If you’ve ever struggled with stagings of Brecht that go heavy on ideas of alienation and, to be blunt, pissing off the audience in the process, then Seán Linnen’s blessedly accessible production will be a revelation. After an opening scene in which an actor (Mahesh Parmar, subbing in for an indisposed Mawaan Rizwan) addresses the audience about the real-life events on which the play is based — with a blessed amount of humour and irreverence, courtesy of Stephen Sharkey’s punchy, demotic translation — then we’re into the action proper, as we see Gatiss’s black-toothed, leering Ui climb the greasy pole to demagoguery, dispensing with anyone around him in the process. It’s nasty, funny (although the laughter swiftly dies in your throat) and, of course, timely. 

In fact, it’s this timeliness that turns the play from an entertaining and thought-provoking experience into a vital one. Arturo Ui is less a great play than it is a peerless star vehicle for a great actor. Most of the other characters barely register, although there is nice work from RSC veteran Christopher Godwin as Ui’s gentlemanly, bewildered predecessor Dogsborough (based on Paul von Hindenburg) and from the great Janie Dee in a range of roles that includes, most strikingly, Betty Dullfleet, the widow of the assassinated Dullfleet: a figure drawing inspiration from Engelbert Dollfuss and Richard III’s Lady Anne in equal part. But this is Gatiss-as-Ui’s show, and what a show it is. 

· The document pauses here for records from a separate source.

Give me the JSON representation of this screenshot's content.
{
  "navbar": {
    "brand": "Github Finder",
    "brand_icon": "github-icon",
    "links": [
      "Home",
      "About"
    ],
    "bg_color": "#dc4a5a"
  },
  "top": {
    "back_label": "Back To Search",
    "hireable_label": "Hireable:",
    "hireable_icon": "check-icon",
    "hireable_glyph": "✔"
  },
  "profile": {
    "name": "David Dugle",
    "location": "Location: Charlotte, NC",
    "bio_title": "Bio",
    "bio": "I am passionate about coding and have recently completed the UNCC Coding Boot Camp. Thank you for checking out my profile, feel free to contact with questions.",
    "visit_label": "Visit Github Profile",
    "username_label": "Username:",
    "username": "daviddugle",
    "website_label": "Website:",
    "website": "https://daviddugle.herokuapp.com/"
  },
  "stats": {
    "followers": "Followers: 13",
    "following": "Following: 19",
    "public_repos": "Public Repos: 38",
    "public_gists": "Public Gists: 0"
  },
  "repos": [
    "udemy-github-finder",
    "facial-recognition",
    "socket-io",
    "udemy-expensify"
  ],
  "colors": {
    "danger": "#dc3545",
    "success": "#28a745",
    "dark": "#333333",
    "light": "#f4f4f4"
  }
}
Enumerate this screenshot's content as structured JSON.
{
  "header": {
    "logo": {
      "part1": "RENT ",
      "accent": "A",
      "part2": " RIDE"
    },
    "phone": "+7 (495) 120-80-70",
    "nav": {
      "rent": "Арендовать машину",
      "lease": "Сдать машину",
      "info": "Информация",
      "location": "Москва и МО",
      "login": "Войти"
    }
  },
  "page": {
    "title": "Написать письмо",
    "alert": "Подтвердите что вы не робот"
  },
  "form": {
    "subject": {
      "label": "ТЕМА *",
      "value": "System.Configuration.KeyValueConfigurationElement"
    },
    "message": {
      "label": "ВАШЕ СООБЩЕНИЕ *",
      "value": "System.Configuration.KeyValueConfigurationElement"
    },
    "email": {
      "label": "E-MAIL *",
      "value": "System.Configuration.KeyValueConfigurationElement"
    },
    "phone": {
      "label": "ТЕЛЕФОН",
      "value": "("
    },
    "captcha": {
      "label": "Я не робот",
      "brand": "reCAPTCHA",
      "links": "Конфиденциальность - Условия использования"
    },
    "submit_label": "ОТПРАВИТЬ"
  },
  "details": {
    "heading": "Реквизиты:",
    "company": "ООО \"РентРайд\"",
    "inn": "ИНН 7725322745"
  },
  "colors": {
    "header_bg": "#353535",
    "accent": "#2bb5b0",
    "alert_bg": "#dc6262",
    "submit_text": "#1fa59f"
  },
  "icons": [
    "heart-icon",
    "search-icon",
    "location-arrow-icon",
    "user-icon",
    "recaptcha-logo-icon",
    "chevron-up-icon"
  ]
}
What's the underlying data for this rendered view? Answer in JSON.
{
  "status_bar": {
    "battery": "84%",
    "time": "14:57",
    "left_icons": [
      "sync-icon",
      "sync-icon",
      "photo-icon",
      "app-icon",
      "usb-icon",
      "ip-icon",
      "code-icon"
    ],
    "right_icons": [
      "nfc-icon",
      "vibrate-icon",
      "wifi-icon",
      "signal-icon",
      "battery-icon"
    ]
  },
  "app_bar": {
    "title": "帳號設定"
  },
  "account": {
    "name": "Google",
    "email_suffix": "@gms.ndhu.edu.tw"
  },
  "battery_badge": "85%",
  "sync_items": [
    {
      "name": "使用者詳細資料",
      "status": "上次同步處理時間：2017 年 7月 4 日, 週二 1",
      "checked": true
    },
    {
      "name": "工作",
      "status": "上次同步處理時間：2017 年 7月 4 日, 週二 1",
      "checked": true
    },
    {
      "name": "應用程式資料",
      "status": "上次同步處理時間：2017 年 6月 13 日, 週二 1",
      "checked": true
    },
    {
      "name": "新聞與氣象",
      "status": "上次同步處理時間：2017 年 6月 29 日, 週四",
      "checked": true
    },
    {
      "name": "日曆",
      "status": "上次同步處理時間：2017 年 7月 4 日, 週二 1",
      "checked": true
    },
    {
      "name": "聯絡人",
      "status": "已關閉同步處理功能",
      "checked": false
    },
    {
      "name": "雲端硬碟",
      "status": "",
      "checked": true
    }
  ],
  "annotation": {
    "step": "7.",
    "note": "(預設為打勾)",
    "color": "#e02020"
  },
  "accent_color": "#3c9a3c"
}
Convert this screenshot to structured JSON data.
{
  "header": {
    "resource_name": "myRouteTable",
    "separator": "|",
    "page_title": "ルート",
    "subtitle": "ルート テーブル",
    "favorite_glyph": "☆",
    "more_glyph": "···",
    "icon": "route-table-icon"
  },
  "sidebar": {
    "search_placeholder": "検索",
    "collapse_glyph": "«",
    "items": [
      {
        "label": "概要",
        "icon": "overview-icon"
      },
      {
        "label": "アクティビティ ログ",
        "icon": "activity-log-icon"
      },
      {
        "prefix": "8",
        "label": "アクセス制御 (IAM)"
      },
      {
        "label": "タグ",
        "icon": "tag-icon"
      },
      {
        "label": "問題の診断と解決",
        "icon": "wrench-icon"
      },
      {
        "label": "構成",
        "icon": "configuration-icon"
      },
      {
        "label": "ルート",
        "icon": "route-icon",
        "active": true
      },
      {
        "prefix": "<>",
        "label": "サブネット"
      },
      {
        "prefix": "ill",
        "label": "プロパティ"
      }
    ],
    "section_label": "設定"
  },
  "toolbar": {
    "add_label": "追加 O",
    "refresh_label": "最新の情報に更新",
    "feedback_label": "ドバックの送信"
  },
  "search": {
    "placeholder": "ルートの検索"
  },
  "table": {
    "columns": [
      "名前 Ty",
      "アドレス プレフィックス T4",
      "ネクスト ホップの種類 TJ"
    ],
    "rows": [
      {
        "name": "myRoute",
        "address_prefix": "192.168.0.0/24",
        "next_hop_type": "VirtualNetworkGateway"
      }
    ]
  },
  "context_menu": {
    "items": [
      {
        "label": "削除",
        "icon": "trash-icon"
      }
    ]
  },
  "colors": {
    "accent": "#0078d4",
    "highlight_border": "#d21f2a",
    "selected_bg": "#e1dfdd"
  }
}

It’s possible to raise trifling objections to some of his and Linnen’s conception of the character. When Ui appears, plastered with pale make-up and toothbrush moustache already in place, he’s already a Hitler-manqué, whereas you could argue that Ui only really achieves his true nefariousness in a scene that’s equal parts comic and chilling, when a faded Shakespearean actor instructs him in the ways of public speaking and rhetoric, using Mark Antony’s speech from Julius Caesar as his text. Ui, seeing how he can manipulate those around him to his will, goose-steps around the stage, becoming increasingly manic and messianic in the process: a grim reminder of the ease with which populist leaders can find an appreciative audience. 

It’s a tough, fascinating and superbly conceived production

By the time that Ui is addressing his followers, and by extension, the audience in the climactic scene, ranting and raving as if he’s at one of the Nuremberg rallies, there has been a rare synthesis of actor, staging and conception of the play. Linnen, making his RSC debut, achieves a cinematic sweep at points, helped by Placebo’s quivering, jittery score (played on stage by live musicians, a welcome reminder of last year’s Hamlet Hail to the Thief), Georgia Lowe’s apposite set and costume design — both redolent of the Thirties, and of now — and Robbie Butler’s excellent lighting. All this results in a remarkable moment when a group of characters are tommy-gunned by a gangster wielding a vast cauliflower, and rather than blood, they shed red petals. 

It’s a tough, fascinating and superbly conceived production, with Gatiss’s cold, pitch-perfect performance the USP. And you leave somewhat shaken by the play’s final lines, when the actor playing Ui declares that, while Hitler is dead, “the bitch that bore him is in heat again.” Few, whatever their political leanings, would disagree.